Mar. 20, 1998 Vascular surgeons at Johns Hopkins are participating in a nationwide test of a procedure that uses 3-D images and a metal-supported cloth tube to repair stretched and weakened abdominal arteries before they burst and kill.
The tube, called a stent graft, is implanted in the abdominal aorta -- the main artery supplying blood to the lower body -- through a small incision in the groin. Blood then passes through the stent graft, taking pressure off the large and weak aorta, and reducing or eliminating the risk of rupture and death. "This seems to be a safe and effective alternative to major surgery," says G. Melville Williams, M.D., chief of vascular surgery and lead investigator for the trial. "Previous studies show patients are out of the hospital quicker, have much less pain and return to pre-operative functioning much faster. Patients usually are discharged on the second day after the procedure, provided tests show the aneurysm is excluded from circulation."
Called silent killers because they often cause no symptoms, aneurysms occur in more than 5 percent of people age 60 and older. The incidence is higher among smokers, although aneurysms usually occur as the normal wear-and-tear aging process weakens the arterial wall. Sometimes they result from trauma or acute or chronic infections. They can be fatal if they leak or rupture.
About 75 percent of aneurysms go undiagnosed unless found unexpectedly during physical exams or picked up on X-rays taken for unrelated reasons.
In the current study, at 16 centers nationwide, physicians take 3-D computed tomography images of the abdomen to determine the exact anatomy of the aneurysm. If physicians feel the stent graft is suitable, it is inserted through an opening in the groin's femoral artery and threaded into the aneurysm using fluoroscopy, or X-ray imaging. The stent's metallic frame is flexible at cold temperatures but stiff at body temperature.
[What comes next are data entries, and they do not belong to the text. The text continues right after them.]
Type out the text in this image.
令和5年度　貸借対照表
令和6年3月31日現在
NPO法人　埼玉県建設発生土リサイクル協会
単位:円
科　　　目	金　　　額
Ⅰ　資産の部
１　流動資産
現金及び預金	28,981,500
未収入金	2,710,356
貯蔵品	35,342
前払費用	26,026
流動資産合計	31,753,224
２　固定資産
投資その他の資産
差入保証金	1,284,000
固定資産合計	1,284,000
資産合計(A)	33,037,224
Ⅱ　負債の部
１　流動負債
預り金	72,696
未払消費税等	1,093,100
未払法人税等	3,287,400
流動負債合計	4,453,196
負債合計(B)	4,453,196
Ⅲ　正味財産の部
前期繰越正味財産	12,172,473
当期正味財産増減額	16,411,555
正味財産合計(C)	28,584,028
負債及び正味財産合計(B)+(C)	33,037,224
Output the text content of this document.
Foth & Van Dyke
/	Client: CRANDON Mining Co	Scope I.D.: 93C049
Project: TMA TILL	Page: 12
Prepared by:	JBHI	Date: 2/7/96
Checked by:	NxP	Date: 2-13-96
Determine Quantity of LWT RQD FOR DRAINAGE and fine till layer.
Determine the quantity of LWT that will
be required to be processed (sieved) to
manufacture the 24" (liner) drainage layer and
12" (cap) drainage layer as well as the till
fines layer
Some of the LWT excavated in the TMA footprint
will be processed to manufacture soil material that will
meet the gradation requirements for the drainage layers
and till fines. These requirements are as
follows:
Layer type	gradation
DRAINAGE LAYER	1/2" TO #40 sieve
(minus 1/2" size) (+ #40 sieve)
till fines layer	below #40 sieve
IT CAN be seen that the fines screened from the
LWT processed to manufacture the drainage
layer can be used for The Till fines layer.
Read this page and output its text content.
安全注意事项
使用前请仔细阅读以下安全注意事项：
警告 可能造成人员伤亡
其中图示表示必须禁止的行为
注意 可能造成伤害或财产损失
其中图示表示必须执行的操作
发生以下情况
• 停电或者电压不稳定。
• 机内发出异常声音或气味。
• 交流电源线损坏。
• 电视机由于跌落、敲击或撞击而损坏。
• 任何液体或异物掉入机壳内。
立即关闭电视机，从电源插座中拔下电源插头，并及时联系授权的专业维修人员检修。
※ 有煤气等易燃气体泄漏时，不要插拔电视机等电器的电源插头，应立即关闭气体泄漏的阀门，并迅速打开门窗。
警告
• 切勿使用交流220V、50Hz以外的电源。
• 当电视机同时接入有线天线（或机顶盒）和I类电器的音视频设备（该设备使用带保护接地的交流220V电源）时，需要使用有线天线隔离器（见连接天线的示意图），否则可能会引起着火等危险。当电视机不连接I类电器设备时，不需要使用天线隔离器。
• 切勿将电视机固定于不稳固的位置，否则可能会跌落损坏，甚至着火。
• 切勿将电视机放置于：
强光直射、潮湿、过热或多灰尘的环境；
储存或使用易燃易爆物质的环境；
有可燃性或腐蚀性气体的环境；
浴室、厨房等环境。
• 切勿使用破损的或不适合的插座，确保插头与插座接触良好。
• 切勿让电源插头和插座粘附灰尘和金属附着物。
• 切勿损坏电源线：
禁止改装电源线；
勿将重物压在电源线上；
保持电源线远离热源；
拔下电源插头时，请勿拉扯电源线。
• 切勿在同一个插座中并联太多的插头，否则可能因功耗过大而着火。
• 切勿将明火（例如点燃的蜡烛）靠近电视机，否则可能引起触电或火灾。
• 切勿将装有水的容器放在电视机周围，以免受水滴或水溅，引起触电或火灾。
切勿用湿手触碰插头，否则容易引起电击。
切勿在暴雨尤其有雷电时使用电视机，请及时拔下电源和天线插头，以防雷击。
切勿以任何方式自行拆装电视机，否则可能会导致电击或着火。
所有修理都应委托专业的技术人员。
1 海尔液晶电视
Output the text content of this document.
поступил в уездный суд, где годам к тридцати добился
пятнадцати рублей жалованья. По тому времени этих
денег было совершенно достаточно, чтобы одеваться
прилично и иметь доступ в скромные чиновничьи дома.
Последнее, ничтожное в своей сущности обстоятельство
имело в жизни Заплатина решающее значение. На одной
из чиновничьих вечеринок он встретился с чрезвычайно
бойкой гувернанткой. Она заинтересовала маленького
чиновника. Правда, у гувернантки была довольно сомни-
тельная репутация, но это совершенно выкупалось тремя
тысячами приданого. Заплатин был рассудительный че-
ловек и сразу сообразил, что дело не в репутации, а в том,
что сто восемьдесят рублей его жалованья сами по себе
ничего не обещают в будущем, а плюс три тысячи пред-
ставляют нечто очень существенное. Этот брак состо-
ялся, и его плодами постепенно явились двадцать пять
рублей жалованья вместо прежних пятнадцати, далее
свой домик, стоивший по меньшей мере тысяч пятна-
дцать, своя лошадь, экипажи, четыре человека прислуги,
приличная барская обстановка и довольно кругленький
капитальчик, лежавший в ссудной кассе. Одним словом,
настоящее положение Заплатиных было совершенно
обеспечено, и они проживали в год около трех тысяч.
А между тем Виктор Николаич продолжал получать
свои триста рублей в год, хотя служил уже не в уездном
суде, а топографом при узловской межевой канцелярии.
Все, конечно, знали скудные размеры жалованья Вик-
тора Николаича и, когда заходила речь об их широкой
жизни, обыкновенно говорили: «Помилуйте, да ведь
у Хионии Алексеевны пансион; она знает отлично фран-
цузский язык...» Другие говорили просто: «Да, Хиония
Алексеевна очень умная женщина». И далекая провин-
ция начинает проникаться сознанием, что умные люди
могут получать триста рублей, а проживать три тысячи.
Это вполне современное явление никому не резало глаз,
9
This enables the cloth support to expand to fill the necessary space, excluding the aneurysm.
Traditional treatments for abdominal aortic aneurysms require extensive surgery to sew a similar but unsupported cloth tube inside the ballooning aorta.
Williams is accepting 15 patients for the Hopkins study, which is nearly complete. He anticipates that the new treatment will be available once the study is completed. For more information or to volunteer, call 410-955-5165.
The clinical trial is sponsored by Meadox Medicals Inc. (a division of Boston Scientific Corp.), manufacturers of the stent.